Necdet ağabey “iyi” bir insandı.
Az önce internette gezinirken bir haber gözüme ilişti.
Haberin başlığında “Ünlü Karikatürist Necdet Kuru Vefat Etti!” yazıyordu.
Bu başlığı okuyunca belki 5 dakika haberin alt kısmını okuyamadım.
Daha doğrusu okumayı içime sindiremedim.
Bunun nedeni de sanırım içimdeki “pişmanlık” duygusuydu.
Pişmandım..
Çünkü hemen hemen her bayram sabahı cep telefonuma Necdet Kuru abimin tebrik mesajları gelirdi.
Bu tebrik mesajlarına ben de cevap yazardım.
Bu mesajları yazarken de içimden “Ya şu Necdet abimi çok özledim. Müsait olduğum bir zamanda telefon edeyim de uzun uzun konuşup hasret gidereyim” derdim..
Derdim ama sonradan da unuturdum.
Vefat haberini okuyunca bu “unutkanlığım” daha doğrusu “vefasızlığım” beni utandırdı.
Necdet Kuru benim “Necdet abimdi.”
Kendisini 1980’li yılların ortalarında ben lise de okurken tanımıştım.
Benden 9 yaş büyüktü.
Necdet abi o yıllar “Yeni Düşünce” gazetesinde “Gasteci Galip” tiplemesini çiziyordu.
Ben de bazı karikatürlerimi postayla “Yeni Düşünce” gazetesine göndermiştim.

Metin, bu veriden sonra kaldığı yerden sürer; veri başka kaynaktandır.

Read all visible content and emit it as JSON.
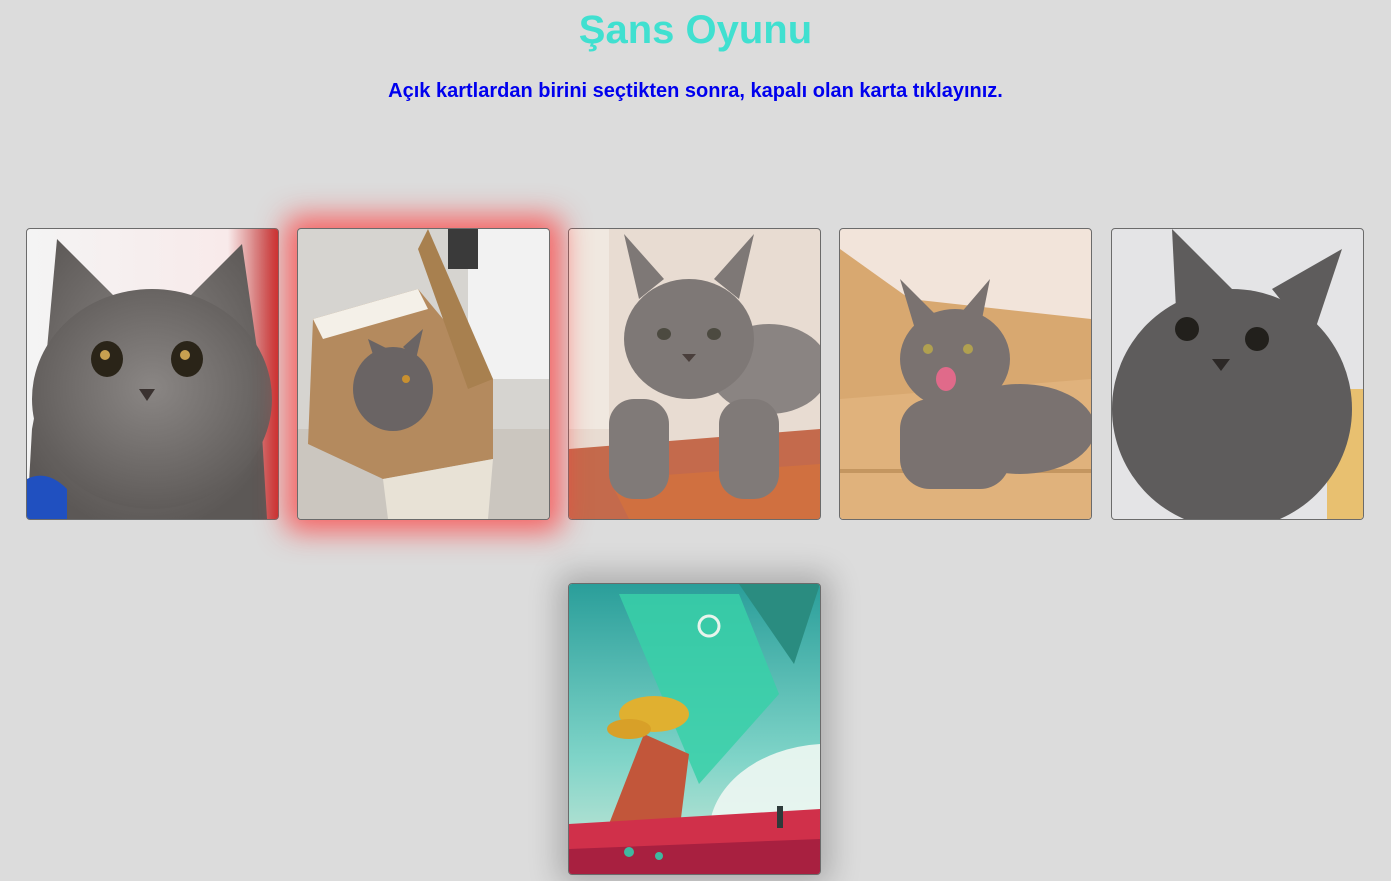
{
  "header": {
    "title": "Şans Oyunu",
    "instruction": "Açık kartlardan birini seçtikten sonra, kapalı olan karta tıklayınız."
  },
  "colors": {
    "background": "#dcdcdc",
    "title": "#40e0d0",
    "instruction": "#0000ee",
    "selected_glow": "#ff3c3c"
  },
  "open_cards": [
    {
      "name": "cat-photo-1",
      "selected": false,
      "content": "grey cat close-up"
    },
    {
      "name": "cat-photo-2",
      "selected": true,
      "content": "grey cat in cardboard box"
    },
    {
      "name": "cat-photo-3",
      "selected": false,
      "content": "grey cat lying on rug"
    },
    {
      "name": "cat-photo-4",
      "selected": false,
      "content": "grey cat on wooden floor"
    },
    {
      "name": "cat-photo-5",
      "selected": false,
      "content": "grey cat portrait"
    }
  ],
  "closed_card": {
    "name": "closed-card-back",
    "content": "sci-fi landscape artwork"
  }
}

Gazete çizgilerimi beğendiğini söyleyip benden bant karikatürler çizmemi isteyince “Politika-cı” başlıklı bant karikatürler çizmeye başlamıştım.

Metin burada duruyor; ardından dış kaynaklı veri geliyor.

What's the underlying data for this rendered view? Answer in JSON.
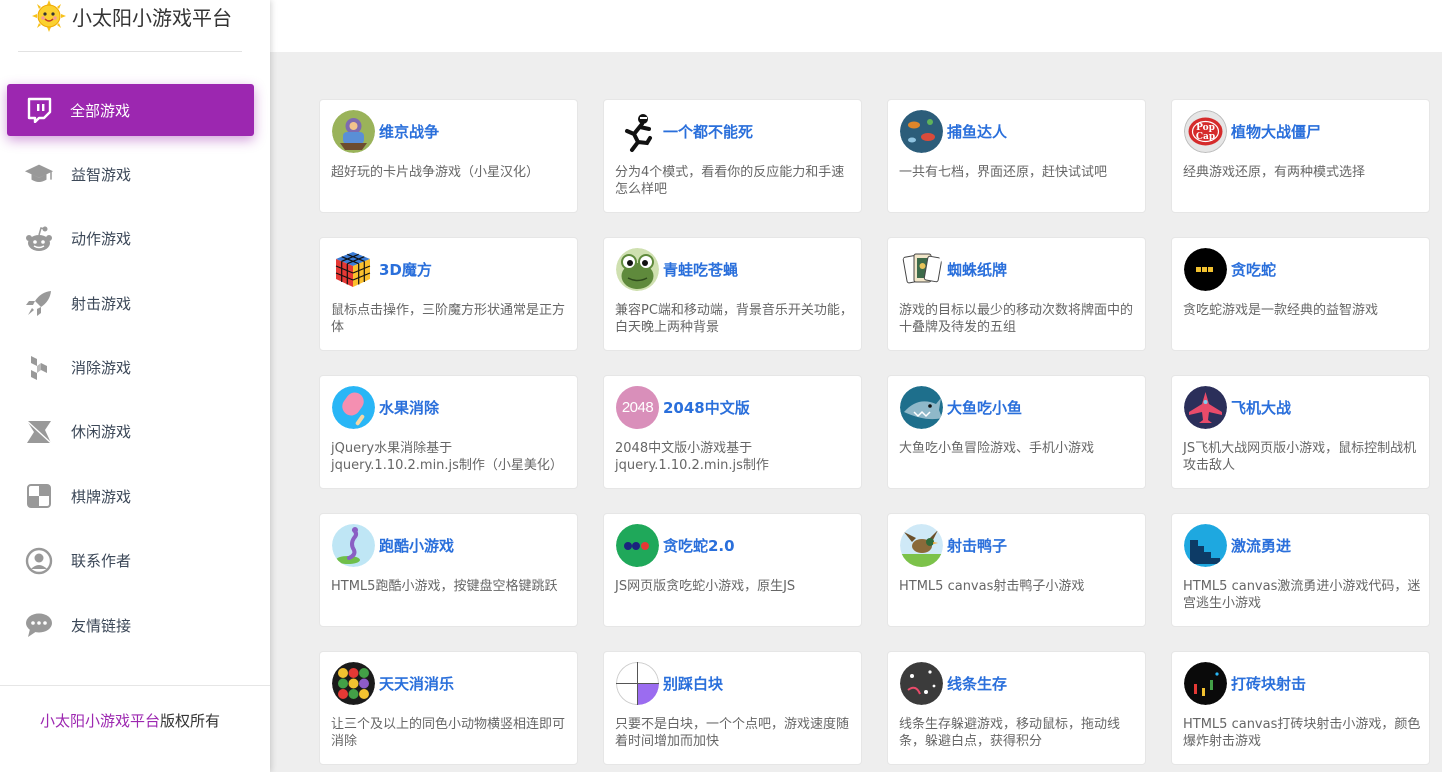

Bu vesileyle Necdet abi de gazeteden adresimi alıp bana mektup yazmıştı.
O mektuptan sonra yazışmalarımız ve telefonla görüşmelerimiz sıklaşmıştı.
Ankara’ya yolum düştüğünde de yanına uğrar evinde bir kaç gün misafir olurdum.

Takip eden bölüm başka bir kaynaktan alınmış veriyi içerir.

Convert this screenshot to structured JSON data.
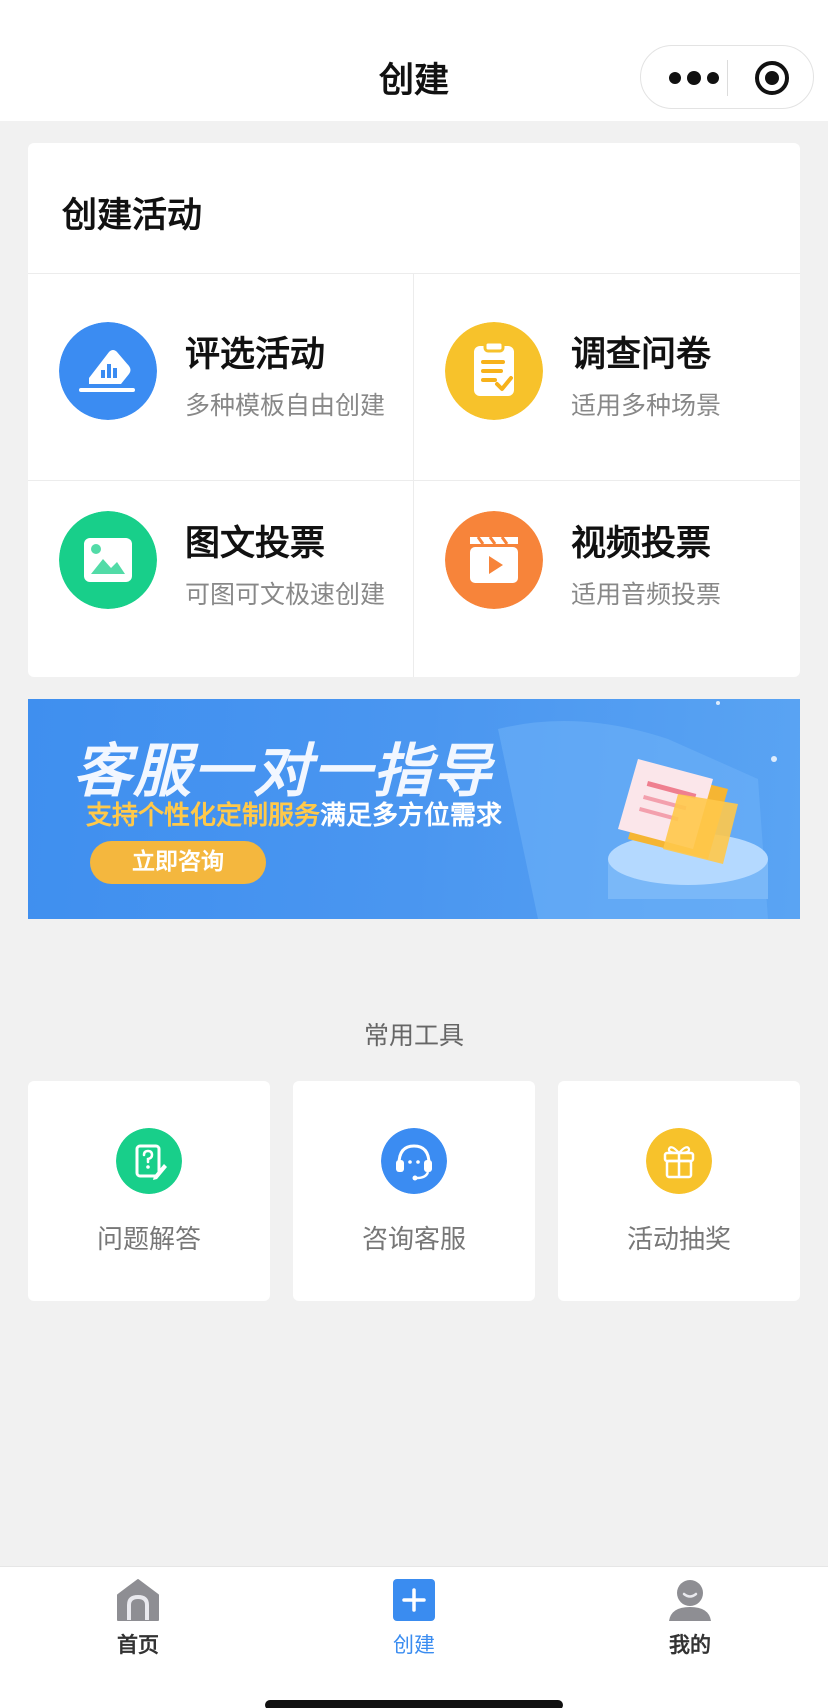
{
  "nav": {
    "title": "创建",
    "more_icon": "more-dots-icon",
    "close_icon": "target-circle-icon"
  },
  "create_section": {
    "title": "创建活动",
    "activities": [
      {
        "name": "评选活动",
        "desc": "多种模板自由创建",
        "icon": "vote-chart-icon",
        "color": "#3b8cf2"
      },
      {
        "name": "调查问卷",
        "desc": "适用多种场景",
        "icon": "clipboard-icon",
        "color": "#f7c22b"
      },
      {
        "name": "图文投票",
        "desc": "可图可文极速创建",
        "icon": "image-icon",
        "color": "#18cf8a"
      },
      {
        "name": "视频投票",
        "desc": "适用音频投票",
        "icon": "video-clapper-icon",
        "color": "#f7843a"
      }
    ]
  },
  "banner": {
    "title": "客服一对一指导",
    "subtitle_highlight": "支持个性化定制服务",
    "subtitle_rest": "满足多方位需求",
    "button": "立即咨询"
  },
  "tools": {
    "title": "常用工具",
    "items": [
      {
        "label": "问题解答",
        "icon": "question-note-icon",
        "color": "#18cf8a"
      },
      {
        "label": "咨询客服",
        "icon": "headset-icon",
        "color": "#3b8cf2"
      },
      {
        "label": "活动抽奖",
        "icon": "gift-icon",
        "color": "#f7c22b"
      }
    ]
  },
  "tabbar": {
    "items": [
      {
        "label": "首页",
        "icon": "home-icon",
        "active": false
      },
      {
        "label": "创建",
        "icon": "plus-icon",
        "active": true
      },
      {
        "label": "我的",
        "icon": "user-icon",
        "active": false
      }
    ],
    "active_color": "#3a8cf0"
  }
}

Uzun uzun karikatür üzerine sohbetler eder çalışma odasında çizimler yapardık.
Yeni Düşünce gazetesinden sonra 1990’lı yılların başında çıkan “Tırpan” Mizah dergisinde de beraber çalışma imkanımız olmuştu.
Özverili çalışmasıyla derginin sahipliğini, editörlüğünü ve dağıtımını kendi yapıyordu.
Çünkü çizerlerin ve yazarların çoğu çalışmalarını Ankara dışından gönderiyordu.
Tırpan dergisi bir kaç sene çıktıktan sonra kapandı.
Dergi kapandıktan 2 veya 3 sene sonra Necdet abi beni telefonla aradı.
Biraz da utangaç bir şekilde benden banka hesap numaramı istedi.
“Abi niye istiyorsun?” diye sorduğumda
“Ya Murat’cım kusura bakma. Tırpan dergisinde çizerken sana telif ücreti gönderemiyordum. Çünkü dergi para kazanmıyordu. Geçen gün elime biraz para geçti. Ben de bu parayla Tırpan dergisine çizdiğin karikatürler için sana geçte olsa para ödemesi yapmak istiyorum” demişti.
Ne yalan söyliyeyim o zamanlar evlenmek üzere olduğumdan bu para beni biraz rahatlatmıştı.
Sözü fazla uzatmaya gerek yok.
Necdet abi “iyi” bir insandı.
28 Mayıs 2010 günü vefat ettiğini öğrendiğim Necdet abiye Allah’tan rahmet yakınlarına ve sevenlerine başsağlığı diliyorum.